Henry Robinson has posted comments on this change.
Change subject: IMPALA-{4670,4672,4784}: Add RpcMgr and port Statestore
services to KRPC
......................................................................
Patch Set 3:
(28 comments)
Although it might look like a lot has changed in this new patch, there are only
two relatively minor big changes:
1. Rewrite test_statestore.py in C++ (see statestore-test.cc) to make sure we
don't lose any of that coverage.
2. Remove InProcessStatestore which was unused and causing pain to keep
up-to-date.
http://gerrit.cloudera.org:8080/#/c/5720/3/be/src/rpc/common.proto
File be/src/rpc/common.proto:
Line 27: message ThriftWrapperPB { required bytes thrift_struct = 1; }
> a brief comment regarding the purpose would be good.
Done
http://gerrit.cloudera.org:8080/#/c/5720/3/be/src/rpc/rpc-mgr.cc
File be/src/rpc/rpc-mgr.cc:
Line 44: DEFINE_int32(num_acceptor_threads, 2, "Number of threads dedicated to
accepting "
> why so low?
Acceptor threads don't do much (just create a socket and pass it to the reactor
threads). This is unlike Thrift where the acceptor thread also did the SASL
negotiation, which was expensive and harmed throughput. So really this is
double the number of Thrift threads, and each will have less work to do per
cnxn.
We expect the number of connections to be much lower with KRPC as well.
PS3, Line 52: 4
> Yeah, this should be plumbed through, will do that.
Done
Line 59: DCHECK(is_inited()) << "Must call Init() before RegisterService()";
> dcheck that services haven't been started yet, or does that not matter?
Done
Line 62: new ServicePool(move(scoped_ptr), messenger_->metric_entity(),
service_queue_depth);
> why not just pass service_ptr.release()?

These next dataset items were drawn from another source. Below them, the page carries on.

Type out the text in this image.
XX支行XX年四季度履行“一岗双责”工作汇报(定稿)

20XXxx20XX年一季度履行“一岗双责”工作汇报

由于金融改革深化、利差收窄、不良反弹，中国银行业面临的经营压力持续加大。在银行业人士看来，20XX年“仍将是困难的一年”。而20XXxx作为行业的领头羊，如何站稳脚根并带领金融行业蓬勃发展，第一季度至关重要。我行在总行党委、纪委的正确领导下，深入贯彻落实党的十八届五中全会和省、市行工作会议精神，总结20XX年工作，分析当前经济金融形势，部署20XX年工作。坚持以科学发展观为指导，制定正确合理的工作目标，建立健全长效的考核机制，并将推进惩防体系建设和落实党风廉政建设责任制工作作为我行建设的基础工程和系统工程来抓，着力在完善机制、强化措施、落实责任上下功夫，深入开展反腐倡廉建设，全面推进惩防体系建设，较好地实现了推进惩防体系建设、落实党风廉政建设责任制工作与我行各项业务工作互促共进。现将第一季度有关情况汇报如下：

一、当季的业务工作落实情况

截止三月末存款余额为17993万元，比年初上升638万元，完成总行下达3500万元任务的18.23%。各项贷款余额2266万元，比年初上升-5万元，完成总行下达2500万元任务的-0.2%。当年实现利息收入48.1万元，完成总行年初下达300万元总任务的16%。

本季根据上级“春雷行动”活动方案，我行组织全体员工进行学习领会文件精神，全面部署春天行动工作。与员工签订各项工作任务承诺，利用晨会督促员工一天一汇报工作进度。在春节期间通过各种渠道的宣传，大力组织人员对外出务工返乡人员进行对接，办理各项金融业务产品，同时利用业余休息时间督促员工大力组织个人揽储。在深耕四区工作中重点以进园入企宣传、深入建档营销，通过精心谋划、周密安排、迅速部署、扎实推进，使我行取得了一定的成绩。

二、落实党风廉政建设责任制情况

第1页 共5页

I can't quite do that because the gscoped_ptr<T>(T*) c'tor is explicit. I can
do:
new ServicePool(gscoped_ptr<ServiceIf>(service_ptr.release())
PS3, Line 64: service_pool->Init
> good point. if the init call fails, do we abort impalad startup? (i would a
yes indeed (and statestore startup).
PS3, Line 74: int32_t num_acceptor_threads
> so then move the flag to where it's used?
it's used in several places (anywhere that has an RpcMgr might want to use the
flag). So I think the DEFINE(..) here, DECLARE(...) in modules that want to use
it is the right pattern.
http://gerrit.cloudera.org:8080/#/c/5720/3/be/src/rpc/rpc-mgr.h
File be/src/rpc/rpc-mgr.h:
PS3, Line 41: 0
> what does it mean to manage 0 services?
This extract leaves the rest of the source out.